Bank of America’s M&A strategy supported its innovation efforts (Figure 4). The acquisition of Fleet Boston Financial gave BoA access to new business models and a presence in the northeastern U.S., while the acquisitions of MBNA and U.S. Trust bolstered its credit card services. Although BoA has suffered its share of subprime woes, it is taking steps to get back on track. The bank, in fact, is now moving forward with plans to expand its lending business through the acquisition of Countrywide Financial.
Tips for Success
One thing our research has made clear: For banking companies interested in growth, there is no single best type of innovation. The best strategies focus on multiple areas of innovation at once—product, service, business model, and operational model. This holds true for many industries today, as the Economist Intelligence Unit’s recent survey on operational strategy has revealed.
The following guidelines can help banks of all sizes get the most from their innovation efforts.
Take a portfolio approach. Innovation initiatives should be treated as a portfolio, with attention paid to ensuring the focus is best for the business environment at hand. As is the case with any investment portfolio, it’s important to review progress routinely to ensure that resources are best allocated to achieve long-term objectives.

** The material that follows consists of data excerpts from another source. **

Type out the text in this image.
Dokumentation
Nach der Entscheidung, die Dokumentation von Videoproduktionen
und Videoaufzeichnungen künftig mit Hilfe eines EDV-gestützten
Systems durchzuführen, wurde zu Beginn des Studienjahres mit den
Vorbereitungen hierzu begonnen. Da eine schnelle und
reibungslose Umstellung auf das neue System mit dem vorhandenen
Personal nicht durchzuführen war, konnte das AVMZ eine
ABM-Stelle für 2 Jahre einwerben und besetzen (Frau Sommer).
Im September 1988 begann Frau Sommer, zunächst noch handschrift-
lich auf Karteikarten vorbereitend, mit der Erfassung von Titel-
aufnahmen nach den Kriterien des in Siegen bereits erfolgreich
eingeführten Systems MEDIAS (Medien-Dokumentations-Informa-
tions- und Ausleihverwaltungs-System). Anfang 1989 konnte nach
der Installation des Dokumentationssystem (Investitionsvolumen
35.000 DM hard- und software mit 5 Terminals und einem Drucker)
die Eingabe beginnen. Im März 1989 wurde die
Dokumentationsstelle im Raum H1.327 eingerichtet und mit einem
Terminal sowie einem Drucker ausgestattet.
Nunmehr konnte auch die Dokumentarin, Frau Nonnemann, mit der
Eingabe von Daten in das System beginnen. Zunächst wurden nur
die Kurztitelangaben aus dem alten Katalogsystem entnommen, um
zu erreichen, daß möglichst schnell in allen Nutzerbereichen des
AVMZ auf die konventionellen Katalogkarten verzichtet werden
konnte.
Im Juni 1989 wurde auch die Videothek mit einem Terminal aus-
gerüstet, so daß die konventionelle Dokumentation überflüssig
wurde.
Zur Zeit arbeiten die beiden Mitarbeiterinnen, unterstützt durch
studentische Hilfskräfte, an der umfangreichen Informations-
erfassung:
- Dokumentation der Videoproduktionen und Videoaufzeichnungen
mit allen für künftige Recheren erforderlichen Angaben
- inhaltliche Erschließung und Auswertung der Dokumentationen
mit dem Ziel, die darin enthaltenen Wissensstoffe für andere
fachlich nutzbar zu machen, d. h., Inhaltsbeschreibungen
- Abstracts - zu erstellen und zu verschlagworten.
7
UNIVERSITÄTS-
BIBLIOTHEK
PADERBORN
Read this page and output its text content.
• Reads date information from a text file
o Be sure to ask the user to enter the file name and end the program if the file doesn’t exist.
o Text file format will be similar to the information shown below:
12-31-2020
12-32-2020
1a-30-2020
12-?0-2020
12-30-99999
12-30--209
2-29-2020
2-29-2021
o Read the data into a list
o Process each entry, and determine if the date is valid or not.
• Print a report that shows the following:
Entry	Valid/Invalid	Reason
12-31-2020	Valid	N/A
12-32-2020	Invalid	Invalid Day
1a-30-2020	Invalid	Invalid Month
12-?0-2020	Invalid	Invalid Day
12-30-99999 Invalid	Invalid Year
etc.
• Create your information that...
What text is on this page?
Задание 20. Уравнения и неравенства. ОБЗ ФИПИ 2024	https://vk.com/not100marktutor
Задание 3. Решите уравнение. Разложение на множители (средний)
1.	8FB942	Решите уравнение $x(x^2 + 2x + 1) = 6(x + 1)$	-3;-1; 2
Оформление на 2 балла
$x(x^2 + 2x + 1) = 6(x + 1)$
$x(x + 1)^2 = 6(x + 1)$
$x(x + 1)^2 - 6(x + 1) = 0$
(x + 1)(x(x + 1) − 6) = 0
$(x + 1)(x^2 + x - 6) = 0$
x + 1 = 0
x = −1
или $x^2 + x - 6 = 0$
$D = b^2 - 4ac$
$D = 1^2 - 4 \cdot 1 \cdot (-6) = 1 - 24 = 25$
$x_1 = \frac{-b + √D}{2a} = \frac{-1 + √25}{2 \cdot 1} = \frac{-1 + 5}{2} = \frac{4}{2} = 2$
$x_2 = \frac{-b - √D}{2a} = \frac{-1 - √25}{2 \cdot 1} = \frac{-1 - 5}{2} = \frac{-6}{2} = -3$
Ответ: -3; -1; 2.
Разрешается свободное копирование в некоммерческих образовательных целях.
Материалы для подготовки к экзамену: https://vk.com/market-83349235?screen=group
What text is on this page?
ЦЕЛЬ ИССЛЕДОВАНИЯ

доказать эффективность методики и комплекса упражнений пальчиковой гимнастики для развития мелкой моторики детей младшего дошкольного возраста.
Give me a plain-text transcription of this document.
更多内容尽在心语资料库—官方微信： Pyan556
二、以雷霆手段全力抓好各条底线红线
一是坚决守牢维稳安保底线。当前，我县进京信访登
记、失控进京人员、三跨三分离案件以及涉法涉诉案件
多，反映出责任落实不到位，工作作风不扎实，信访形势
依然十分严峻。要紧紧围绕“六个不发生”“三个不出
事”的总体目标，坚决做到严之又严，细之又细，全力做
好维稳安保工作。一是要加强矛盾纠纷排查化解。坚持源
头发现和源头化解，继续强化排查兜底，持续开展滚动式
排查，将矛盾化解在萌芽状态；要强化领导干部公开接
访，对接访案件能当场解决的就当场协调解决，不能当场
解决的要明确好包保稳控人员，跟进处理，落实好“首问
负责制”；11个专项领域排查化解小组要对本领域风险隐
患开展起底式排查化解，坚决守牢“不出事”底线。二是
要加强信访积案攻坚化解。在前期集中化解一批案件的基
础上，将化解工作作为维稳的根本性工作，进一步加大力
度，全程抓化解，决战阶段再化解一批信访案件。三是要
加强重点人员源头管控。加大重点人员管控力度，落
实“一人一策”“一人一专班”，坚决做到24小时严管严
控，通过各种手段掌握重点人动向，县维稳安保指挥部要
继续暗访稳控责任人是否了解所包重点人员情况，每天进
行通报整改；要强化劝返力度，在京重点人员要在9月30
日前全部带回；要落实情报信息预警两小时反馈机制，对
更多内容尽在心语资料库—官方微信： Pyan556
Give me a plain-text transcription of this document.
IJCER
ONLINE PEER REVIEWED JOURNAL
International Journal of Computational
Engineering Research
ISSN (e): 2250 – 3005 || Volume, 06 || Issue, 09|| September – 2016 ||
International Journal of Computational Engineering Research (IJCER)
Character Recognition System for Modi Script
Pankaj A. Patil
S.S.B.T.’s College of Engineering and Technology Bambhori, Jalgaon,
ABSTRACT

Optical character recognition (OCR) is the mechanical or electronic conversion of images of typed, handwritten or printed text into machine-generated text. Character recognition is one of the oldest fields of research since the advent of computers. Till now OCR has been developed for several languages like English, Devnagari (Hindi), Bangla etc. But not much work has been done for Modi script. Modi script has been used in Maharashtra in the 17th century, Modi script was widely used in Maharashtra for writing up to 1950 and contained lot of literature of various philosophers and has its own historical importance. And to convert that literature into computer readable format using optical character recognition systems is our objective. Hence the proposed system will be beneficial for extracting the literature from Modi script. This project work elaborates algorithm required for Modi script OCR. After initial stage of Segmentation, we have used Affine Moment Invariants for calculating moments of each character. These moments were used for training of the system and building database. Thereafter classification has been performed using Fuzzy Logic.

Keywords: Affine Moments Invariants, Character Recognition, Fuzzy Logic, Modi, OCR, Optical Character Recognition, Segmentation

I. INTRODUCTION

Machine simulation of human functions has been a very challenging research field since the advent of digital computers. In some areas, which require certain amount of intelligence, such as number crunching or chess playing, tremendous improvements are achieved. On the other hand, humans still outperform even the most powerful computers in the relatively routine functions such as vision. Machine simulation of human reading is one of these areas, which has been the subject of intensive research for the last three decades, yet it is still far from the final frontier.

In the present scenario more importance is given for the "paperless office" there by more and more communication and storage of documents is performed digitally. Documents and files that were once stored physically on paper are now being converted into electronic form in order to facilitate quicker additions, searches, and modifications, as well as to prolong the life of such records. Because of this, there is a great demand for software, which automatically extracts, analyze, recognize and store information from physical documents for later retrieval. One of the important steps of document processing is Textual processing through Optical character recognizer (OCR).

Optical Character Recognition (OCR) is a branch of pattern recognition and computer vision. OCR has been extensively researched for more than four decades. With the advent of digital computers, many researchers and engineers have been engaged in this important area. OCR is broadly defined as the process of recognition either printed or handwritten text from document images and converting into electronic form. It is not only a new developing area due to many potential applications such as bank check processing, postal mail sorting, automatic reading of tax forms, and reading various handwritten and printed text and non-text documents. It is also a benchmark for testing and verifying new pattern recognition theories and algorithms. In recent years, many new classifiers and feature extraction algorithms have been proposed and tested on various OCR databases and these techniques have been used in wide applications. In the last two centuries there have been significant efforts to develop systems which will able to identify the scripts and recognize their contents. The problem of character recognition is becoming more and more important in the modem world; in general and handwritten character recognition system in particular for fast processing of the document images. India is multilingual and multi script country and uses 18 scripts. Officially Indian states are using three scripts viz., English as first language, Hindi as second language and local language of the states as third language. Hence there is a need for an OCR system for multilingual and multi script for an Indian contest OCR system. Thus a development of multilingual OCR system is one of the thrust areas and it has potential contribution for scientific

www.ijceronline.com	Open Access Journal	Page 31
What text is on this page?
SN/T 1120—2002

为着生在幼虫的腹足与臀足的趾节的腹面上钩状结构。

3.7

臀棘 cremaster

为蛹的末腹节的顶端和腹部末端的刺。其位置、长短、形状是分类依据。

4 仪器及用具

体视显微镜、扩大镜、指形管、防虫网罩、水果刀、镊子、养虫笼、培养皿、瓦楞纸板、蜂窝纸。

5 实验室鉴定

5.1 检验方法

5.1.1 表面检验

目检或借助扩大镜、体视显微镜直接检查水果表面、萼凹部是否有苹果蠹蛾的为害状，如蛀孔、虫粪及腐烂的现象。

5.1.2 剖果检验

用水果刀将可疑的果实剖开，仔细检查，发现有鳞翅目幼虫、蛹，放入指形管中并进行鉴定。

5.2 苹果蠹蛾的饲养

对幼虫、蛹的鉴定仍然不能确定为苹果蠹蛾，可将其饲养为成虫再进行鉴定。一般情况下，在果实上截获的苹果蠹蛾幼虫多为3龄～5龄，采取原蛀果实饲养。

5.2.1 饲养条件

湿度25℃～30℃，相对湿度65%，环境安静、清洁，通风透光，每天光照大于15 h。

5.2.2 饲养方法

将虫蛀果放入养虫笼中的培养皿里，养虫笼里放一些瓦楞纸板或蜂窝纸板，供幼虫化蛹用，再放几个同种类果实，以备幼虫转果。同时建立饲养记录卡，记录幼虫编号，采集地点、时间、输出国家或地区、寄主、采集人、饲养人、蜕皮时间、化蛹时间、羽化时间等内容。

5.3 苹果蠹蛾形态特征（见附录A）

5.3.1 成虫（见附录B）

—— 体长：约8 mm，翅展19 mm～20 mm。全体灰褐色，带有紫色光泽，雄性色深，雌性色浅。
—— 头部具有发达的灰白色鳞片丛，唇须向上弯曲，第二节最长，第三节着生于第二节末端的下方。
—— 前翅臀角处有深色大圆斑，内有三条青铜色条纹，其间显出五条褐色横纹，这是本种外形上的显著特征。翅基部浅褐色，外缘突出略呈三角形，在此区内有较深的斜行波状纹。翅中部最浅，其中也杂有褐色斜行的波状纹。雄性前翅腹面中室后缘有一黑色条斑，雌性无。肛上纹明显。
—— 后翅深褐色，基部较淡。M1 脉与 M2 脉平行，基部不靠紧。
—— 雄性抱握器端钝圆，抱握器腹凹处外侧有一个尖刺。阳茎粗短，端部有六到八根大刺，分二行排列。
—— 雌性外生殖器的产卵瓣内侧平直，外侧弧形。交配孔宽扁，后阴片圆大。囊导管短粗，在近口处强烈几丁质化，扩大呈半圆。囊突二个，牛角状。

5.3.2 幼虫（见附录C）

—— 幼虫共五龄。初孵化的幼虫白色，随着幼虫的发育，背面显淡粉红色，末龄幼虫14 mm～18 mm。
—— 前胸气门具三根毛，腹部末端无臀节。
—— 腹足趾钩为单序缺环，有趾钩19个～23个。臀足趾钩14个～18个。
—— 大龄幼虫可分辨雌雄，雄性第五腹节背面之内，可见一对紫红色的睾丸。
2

Be agile. As banks grow, the strategy that worked in the past may not work in the future. Consequently, success requires being attuned to the external forces that have an impact on innovation activities—customer expectations, consumer trends, regulatory requirements, new markets, and so on—and also being agile in translating these needs into viable innovation strategies. By continuously adapting innovation efforts to changing circumstances, it will be possible to exploit growth opportunities wherever they arise.
Institutionalize an innovation management system and culture. Innovation efforts won’t amount to much unless the right management system is in place to ensure that processes, technology, funding mechanisms, and governance are innovation friendly. At the same time, the culture needs to support ideation and the sharing of ideas across all functions and levels. While it is important to reward successful innovation, tolerance for failure and willingness to learn from experience are also essential.
For the banking industry as well as for other industries, innovation is no longer optional. As more and more outsiders—whether telecom, retail, or managed healthcare companies—look to get a piece of the action, commercial banks that want to outperform the competition need to make their innovation portfolios a top priority. Success during this challenging period depends upon it.
Survey Methodology
Data sources. The data used in this article came principally from Thomson ONE Banker’s database and includes all commercial banks and savings and loan institutions in the Forbes 500. Any company with at least 50% of its revenues coming from banking activities was included, so some diversified financial companies made the cut as well. Since Thomson ONE Banker standardizes its data to make it comparable across companies, the numbers may occasionally differ from those reported by individual banks.
Innovation metrics. Most product companies measure the success of innovations by looking at the R&D line item on the income statement. But since the R&D line item doesn’t exist in the banking industry, we used other metrics to assess innovation efforts.
Leading banks were defined as the top 25% of companies, while laggards were defined as the bottom 25% based on a combination of growth and performance metrics.